An diese Gesinnung schließt sich meist eine Art heimlicher Schadenfreude über die Dunkelheit der andern, über das Bewußtlose, womit sie in eine Falle gehen. Wir freuen uns nicht allein über das gegenwärtige Gelingen, sondern zugleich auch auf die künftig überraschende Beschämung. Und so war die Baronesse boshaft genug, Eduarden zur Weinlese auf ihre Güter mit Charlotten einzuladen und die Frage Eduards, ob sie Ottilien mitbringen dürften, auf eine Weise, die er beliebig zu seinen Gunsten auslegen konnte, zu beantworten.
Eduard sprach schon mit Entzücken von der herrlichen Gegend, dem großen Flusse, den Hügeln, Felsen und Weinbergen, von alten Schlössern, von Wasserfahrten, von dem Jubel der Weinlese, des Kelterns und so weiter, wobei er in der Unschuld seines Herzens sich schon zum voraus laut über den Eindruck freute, den dergleichen Szenen auf das frische Gemüt Ottiliens machen würden. In diesem Augenblick sah man Ottilien herankommen, und die Baronesse sagte schnell zu Eduard, er möchte von dieser vorhabenden Herbstreise ja nichts reden; denn gewöhnlich geschähe das nicht, worauf man sich so lange voraus freue. Eduard versprach, nötigte sie aber, Ottilien entgegen geschwinder zu gehen, und eilte ihr endlich, dem lieben Kinde zu, mehrere Schritte voran. Eine herzliche Freude drückte sich in seinem ganzen Wesen aus. Er küßte ihr die Hand, in die er einen Strauß Feldblumen drückte, die er unterwegs zusammengepflückt hatte. Die Baronesse fühlte sich bei diesem Anblick in ihrem Innern fast erbittert.
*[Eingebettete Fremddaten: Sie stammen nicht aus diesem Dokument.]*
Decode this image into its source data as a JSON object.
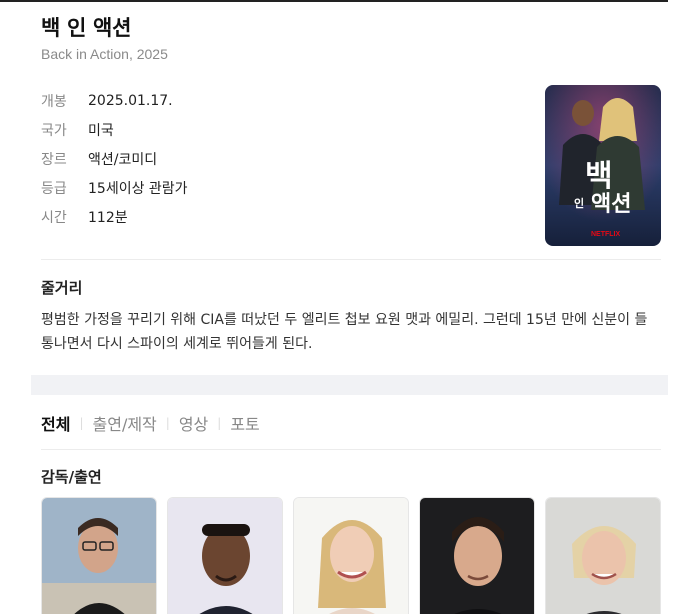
{
  "movie": {
    "title": "백 인 액션",
    "original_title": "Back in Action, 2025"
  },
  "info": [
    {
      "key": "개봉",
      "value": "2025.01.17."
    },
    {
      "key": "국가",
      "value": "미국"
    },
    {
      "key": "장르",
      "value": "액션/코미디"
    },
    {
      "key": "등급",
      "value": "15세이상 관람가"
    },
    {
      "key": "시간",
      "value": "112분"
    }
  ],
  "poster": {
    "title_big": "백",
    "title_mid": "인",
    "title_small": "액션",
    "brand": "NETFLIX"
  },
  "synopsis": {
    "heading": "줄거리",
    "text": "평범한 가정을 꾸리기 위해 CIA를 떠났던 두 엘리트 첩보 요원 맷과 에밀리. 그런데 15년 만에 신분이 들통나면서 다시 스파이의 세계로 뛰어들게 된다."
  },
  "tabs": [
    "전체",
    "출연/제작",
    "영상",
    "포토"
  ],
  "cast_section": {
    "heading": "감독/출연"
  },
  "colors": {
    "accent_text": "#111111",
    "muted": "#888888",
    "band": "#f1f2f5"
  }
}
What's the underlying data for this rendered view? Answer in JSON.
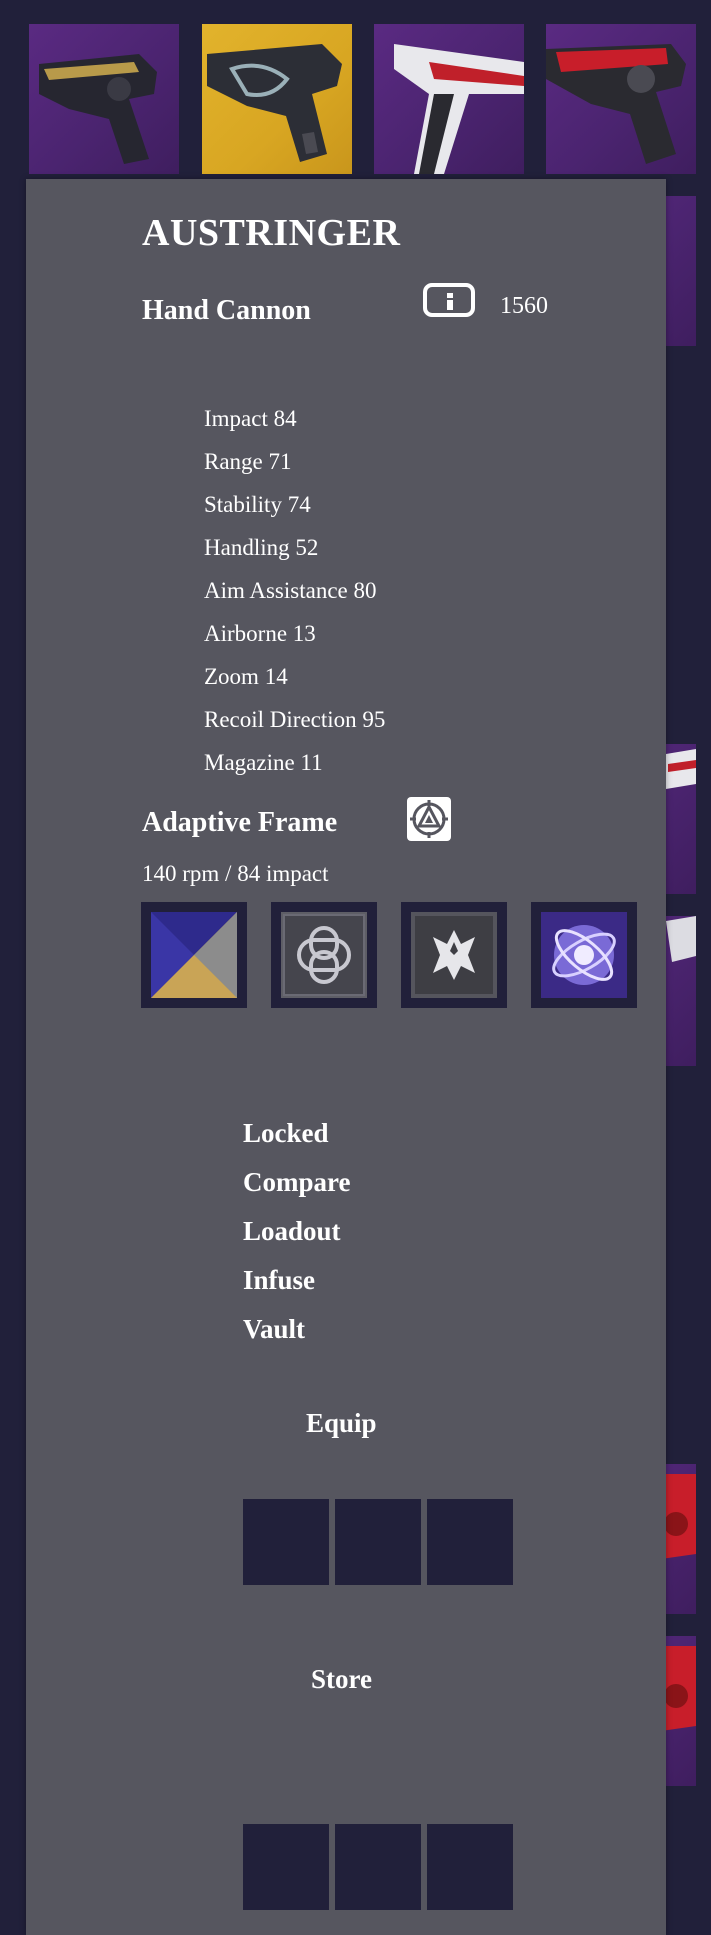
{
  "item": {
    "name": "AUSTRINGER",
    "type": "Hand Cannon",
    "power": "1560",
    "power_icon": "info-icon"
  },
  "stats": [
    {
      "label": "Impact 84"
    },
    {
      "label": "Range 71"
    },
    {
      "label": "Stability 74"
    },
    {
      "label": "Handling 52"
    },
    {
      "label": "Aim Assistance 80"
    },
    {
      "label": "Airborne 13"
    },
    {
      "label": "Zoom 14"
    },
    {
      "label": "Recoil Direction 95"
    },
    {
      "label": "Magazine 11"
    }
  ],
  "frame": {
    "name": "Adaptive Frame",
    "description": "140 rpm / 84 impact",
    "icon": "adaptive-frame-icon"
  },
  "perks": [
    {
      "icon": "barrel-perk-icon"
    },
    {
      "icon": "magazine-perk-icon"
    },
    {
      "icon": "trait-perk-icon"
    },
    {
      "icon": "masterwork-perk-icon"
    }
  ],
  "actions": [
    "Locked",
    "Compare",
    "Loadout",
    "Infuse",
    "Vault"
  ],
  "equip": {
    "label": "Equip",
    "slots": 3
  },
  "store": {
    "label": "Store",
    "slots": 3
  },
  "colors": {
    "background": "#21203a",
    "panel": "#56565f",
    "tile_purple": "#4b2470",
    "tile_gold": "#d8a622",
    "slot": "#21203a"
  }
}
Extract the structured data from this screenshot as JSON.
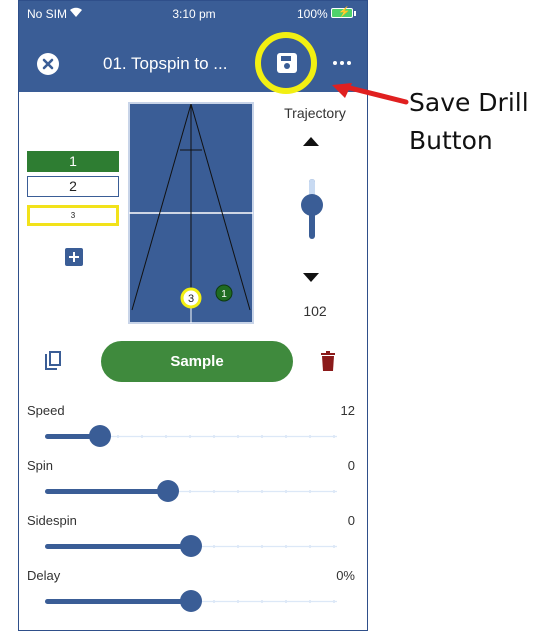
{
  "status_bar": {
    "carrier": "No SIM",
    "time": "3:10 pm",
    "battery": "100%"
  },
  "header": {
    "title": "01. Topspin to ...",
    "close_icon": "close-icon",
    "save_icon": "save-icon",
    "more_icon": "more-icon"
  },
  "balls": [
    {
      "label": "1",
      "state": "selected"
    },
    {
      "label": "2",
      "state": "normal"
    },
    {
      "label": "3",
      "state": "highlighted"
    }
  ],
  "table": {
    "markers": [
      {
        "label": "3",
        "style": "yellow-ring"
      },
      {
        "label": "1",
        "style": "green"
      }
    ]
  },
  "trajectory": {
    "label": "Trajectory",
    "value": "102",
    "level": 0.67
  },
  "actions": {
    "sample_label": "Sample"
  },
  "sliders": [
    {
      "label": "Speed",
      "value": "12",
      "fraction": 0.19
    },
    {
      "label": "Spin",
      "value": "0",
      "fraction": 0.42
    },
    {
      "label": "Sidespin",
      "value": "0",
      "fraction": 0.5
    },
    {
      "label": "Delay",
      "value": "0%",
      "fraction": 0.5
    }
  ],
  "annotation": {
    "line1": "Save Drill",
    "line2": "Button"
  },
  "colors": {
    "header": "#3a5d96",
    "accent_green": "#3f8a3d",
    "highlight_yellow": "#f2ef12",
    "delete_red": "#8b1a1a",
    "arrow_red": "#e02020"
  }
}
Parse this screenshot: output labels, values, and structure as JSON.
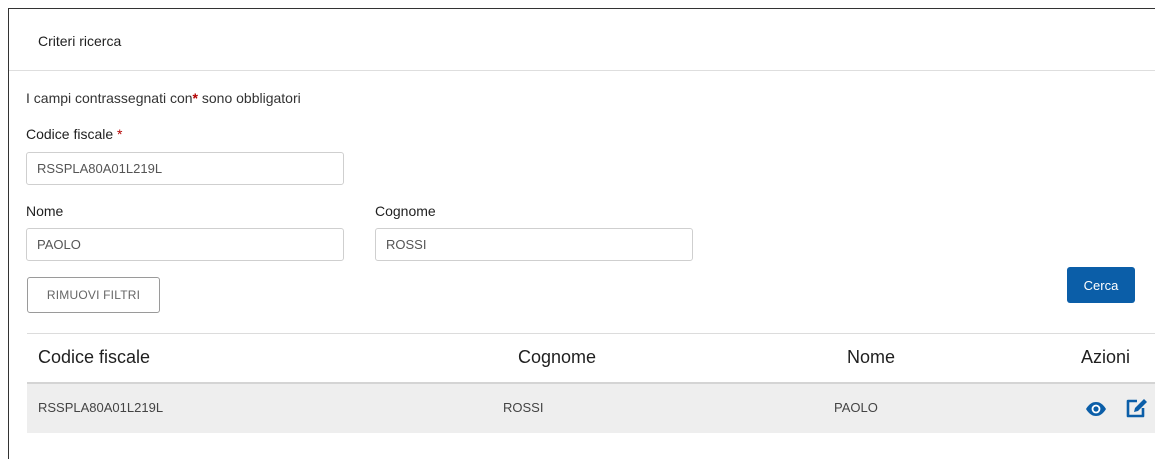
{
  "panel": {
    "title": "Criteri ricerca"
  },
  "form": {
    "required_note": {
      "text": "I campi contrassegnati con",
      "star": "*",
      "suffix": " sono obbligatori"
    },
    "codice_fiscale": {
      "label": "Codice fiscale",
      "star": "*",
      "value": "RSSPLA80A01L219L"
    },
    "nome": {
      "label": "Nome",
      "value": "PAOLO"
    },
    "cognome": {
      "label": "Cognome",
      "value": "ROSSI"
    },
    "reset_label": "RIMUOVI FILTRI",
    "search_label": "Cerca"
  },
  "table": {
    "headers": [
      "Codice fiscale",
      "Cognome",
      "Nome",
      "Azioni"
    ],
    "rows": [
      {
        "codice_fiscale": "RSSPLA80A01L219L",
        "cognome": "ROSSI",
        "nome": "PAOLO",
        "actions": [
          "eye-icon",
          "edit-icon"
        ]
      }
    ]
  },
  "colors": {
    "primary": "#0b5ea8",
    "required": "#b30000",
    "row_bg": "#eeeeee"
  }
}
Denn wenn sie auch das, was an dieser Neigung strafbar sein mochte, nicht billigen durfte, so konnte sie das, was daran liebenswürdig und angenehm war, jenem unbedeutenden Neuling von Mädchen keineswegs gönnen.
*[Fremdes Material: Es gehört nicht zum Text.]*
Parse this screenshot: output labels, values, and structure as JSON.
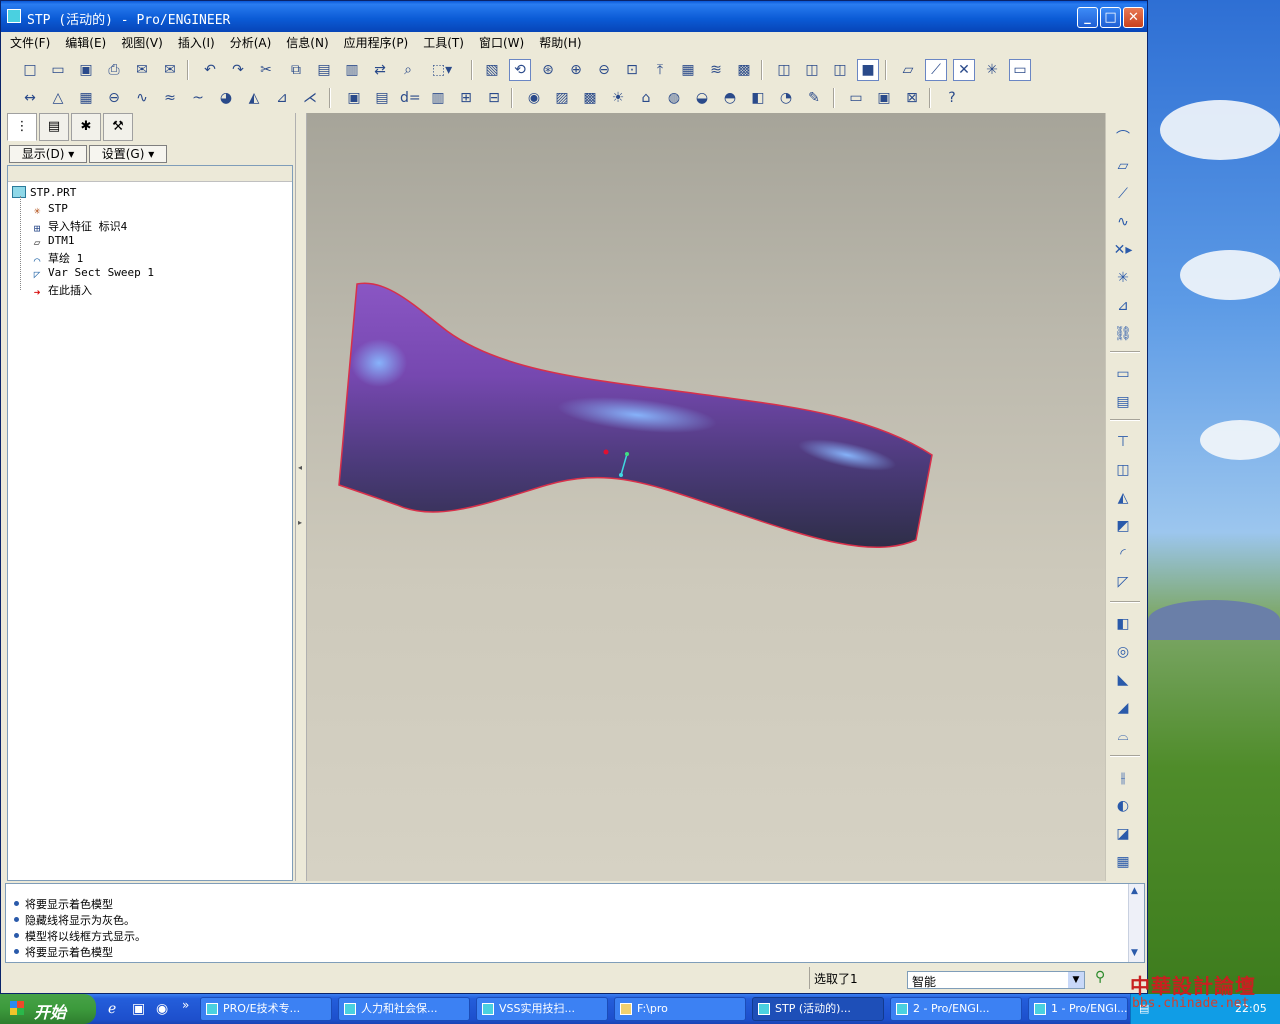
{
  "window": {
    "title": "STP (活动的) - Pro/ENGINEER",
    "buttons": {
      "minimize": "_",
      "maximize": "□",
      "close": "✕"
    }
  },
  "menu": [
    "文件(F)",
    "编辑(E)",
    "视图(V)",
    "插入(I)",
    "分析(A)",
    "信息(N)",
    "应用程序(P)",
    "工具(T)",
    "窗口(W)",
    "帮助(H)"
  ],
  "panel": {
    "show_label": "显示(D)",
    "settings_label": "设置(G)",
    "tree": [
      {
        "label": "STP.PRT",
        "icon": "part-icon"
      },
      {
        "label": "STP",
        "icon": "csys-icon"
      },
      {
        "label": "导入特征 标识4",
        "icon": "import-feature-icon"
      },
      {
        "label": "DTM1",
        "icon": "datum-plane-icon"
      },
      {
        "label": "草绘 1",
        "icon": "sketch-icon"
      },
      {
        "label": "Var Sect Sweep 1",
        "icon": "sweep-icon"
      },
      {
        "label": "在此插入",
        "icon": "insert-here-arrow-icon"
      }
    ]
  },
  "messages": [
    "将要显示着色模型",
    "隐藏线将显示为灰色。",
    "模型将以线框方式显示。",
    "将要显示着色模型"
  ],
  "status": {
    "selected": "选取了1",
    "filter_value": "智能"
  },
  "taskbar": {
    "start": "开始",
    "tasks": [
      {
        "label": "PRO/E技术专...",
        "active": false
      },
      {
        "label": "人力和社会保...",
        "active": false
      },
      {
        "label": "VSS实用技扫...",
        "active": false
      },
      {
        "label": "F:\\pro",
        "active": false
      },
      {
        "label": "STP (活动的)...",
        "active": true
      },
      {
        "label": "2 - Pro/ENGI...",
        "active": false
      },
      {
        "label": "1 - Pro/ENGI...",
        "active": false
      }
    ],
    "clock": "22:05"
  },
  "watermark": {
    "title": "中華設計論壇",
    "url": "bbs.chinade.net"
  },
  "colors": {
    "titlebar": "#0a58d8",
    "model_edge": "#d8304a",
    "model_body": "#7a4aa8",
    "model_highlight": "#6aa8f8"
  }
}
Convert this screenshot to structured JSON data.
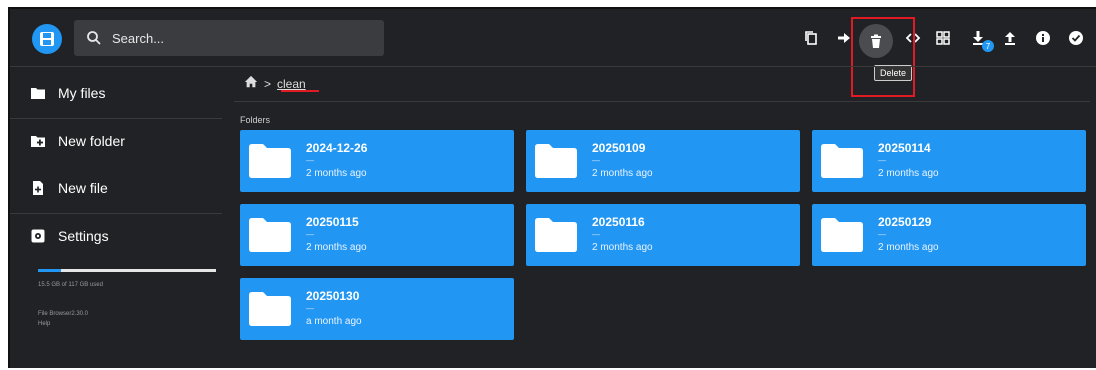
{
  "search": {
    "placeholder": "Search..."
  },
  "toolbar": {
    "icons": [
      "copy-icon",
      "move-icon",
      "delete-icon",
      "code-icon",
      "grid-view-icon",
      "download-icon",
      "upload-icon",
      "info-icon",
      "check-circle-icon"
    ],
    "delete_tooltip": "Delete",
    "download_badge": "7"
  },
  "sidebar": {
    "items": [
      {
        "label": "My files",
        "icon": "folder-icon"
      },
      {
        "label": "New folder",
        "icon": "new-folder-icon"
      },
      {
        "label": "New file",
        "icon": "new-file-icon"
      },
      {
        "label": "Settings",
        "icon": "settings-icon"
      }
    ],
    "usage_text": "15.5 GB of 117 GB used",
    "usage_fraction": 0.13,
    "version": "File Browser2.30.0",
    "help": "Help"
  },
  "breadcrumb": {
    "home_icon": "home-icon",
    "separator": ">",
    "current": "clean"
  },
  "section_label": "Folders",
  "folders": [
    {
      "name": "2024-12-26",
      "dash": "—",
      "modified": "2 months ago"
    },
    {
      "name": "20250109",
      "dash": "—",
      "modified": "2 months ago"
    },
    {
      "name": "20250114",
      "dash": "—",
      "modified": "2 months ago"
    },
    {
      "name": "20250115",
      "dash": "—",
      "modified": "2 months ago"
    },
    {
      "name": "20250116",
      "dash": "—",
      "modified": "2 months ago"
    },
    {
      "name": "20250129",
      "dash": "—",
      "modified": "2 months ago"
    },
    {
      "name": "20250130",
      "dash": "—",
      "modified": "a month ago"
    }
  ],
  "colors": {
    "accent": "#2196f3",
    "background": "#202225",
    "highlight": "#e01b24"
  }
}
Als man sich zum Abendessen zusammengesetzt hatte, war eine völlig andre Stimmung in der Gesellschaft verbreitet. Der Graf, der schon vor Tische geschrieben und den Boten fortgeschickt hatte, unterhielt sich mit dem Hauptmann, den er auf eine verständige und bescheidene Weise immer mehr ausforschte, indem er ihn diesen Abend an seine Seite gebracht hatte. Die zur Rechten des Grafen sitzende Baronesse fand von daher wenig Unterhaltung, ebensowenig an Eduard, der, erst durstig, dann aufgeregt, des Weines nicht schonte und sich sehr lebhaft mit Ottilien unterhielt, die er an sich gezogen hatte, wie von der andern Seite neben dem Hauptmann Charlotte saß, der es schwer, ja beinahe unmöglich ward, die Bewegungen ihres Innern zu verbergen.
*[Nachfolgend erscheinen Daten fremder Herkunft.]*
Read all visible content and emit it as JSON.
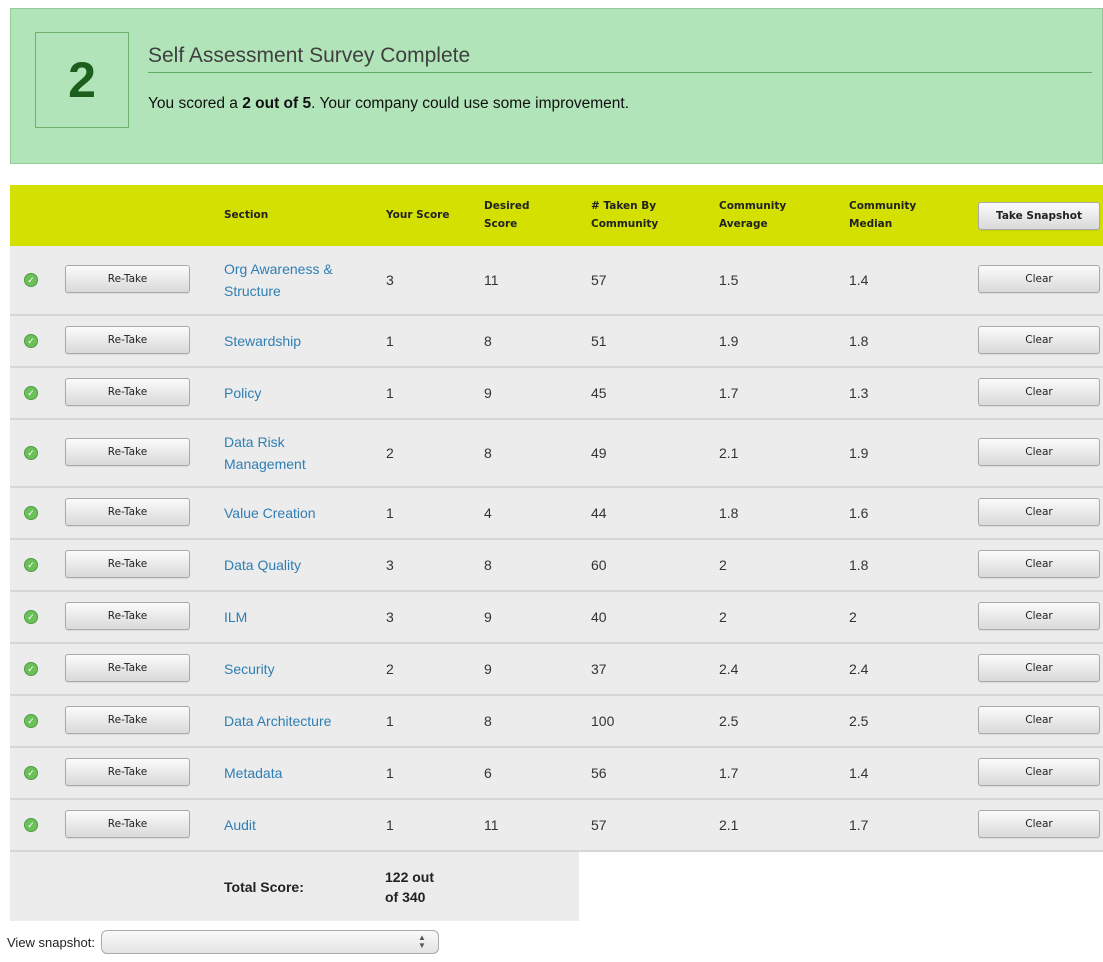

Die Baronesse hatte Zeit genug, Beobachtungen anzustellen. Sie bemerkte Charlottens Unbehagen, und weil sie nur Eduards Verhältnis zu Ottilien im Sinn hatte, so überzeugte sie sich leicht, auch Charlotte sei bedenklich und verdrießlich über ihres Gemahls Benehmen, und überlegte, wie sie nunmehr am besten zu ihren Zwecken gelangen könne.
Auch nach Tische fand sich ein Zwiespalt in der Gesellschaft. Der Graf, der den Hauptmann recht ergründen wollte, brauchte bei einem so ruhigen, keineswegs eitlen und überhaupt lakonischen Manne verschiedene Wendungen, um zu erfahren, was er wünschte. Sie gingen miteinander an der einen Seite des Saals auf und ab, indes Eduard, aufgeregt von Wein und Hoffnung, mit Ottilien an einem Fenster scherzte, Charlotte und die Baronesse aber stillschweigend an der andern Seite des Saals nebeneinander hin und wider gingen. Ihr Schweigen und müßiges Umherstehen brachte denn auch zuletzt eine Stockung in die übrige Gesellschaft. Die Frauen zogen sich zurück auf ihren Flügel, die Männer auf den andern, und so schien dieser Tag abgeschlossen.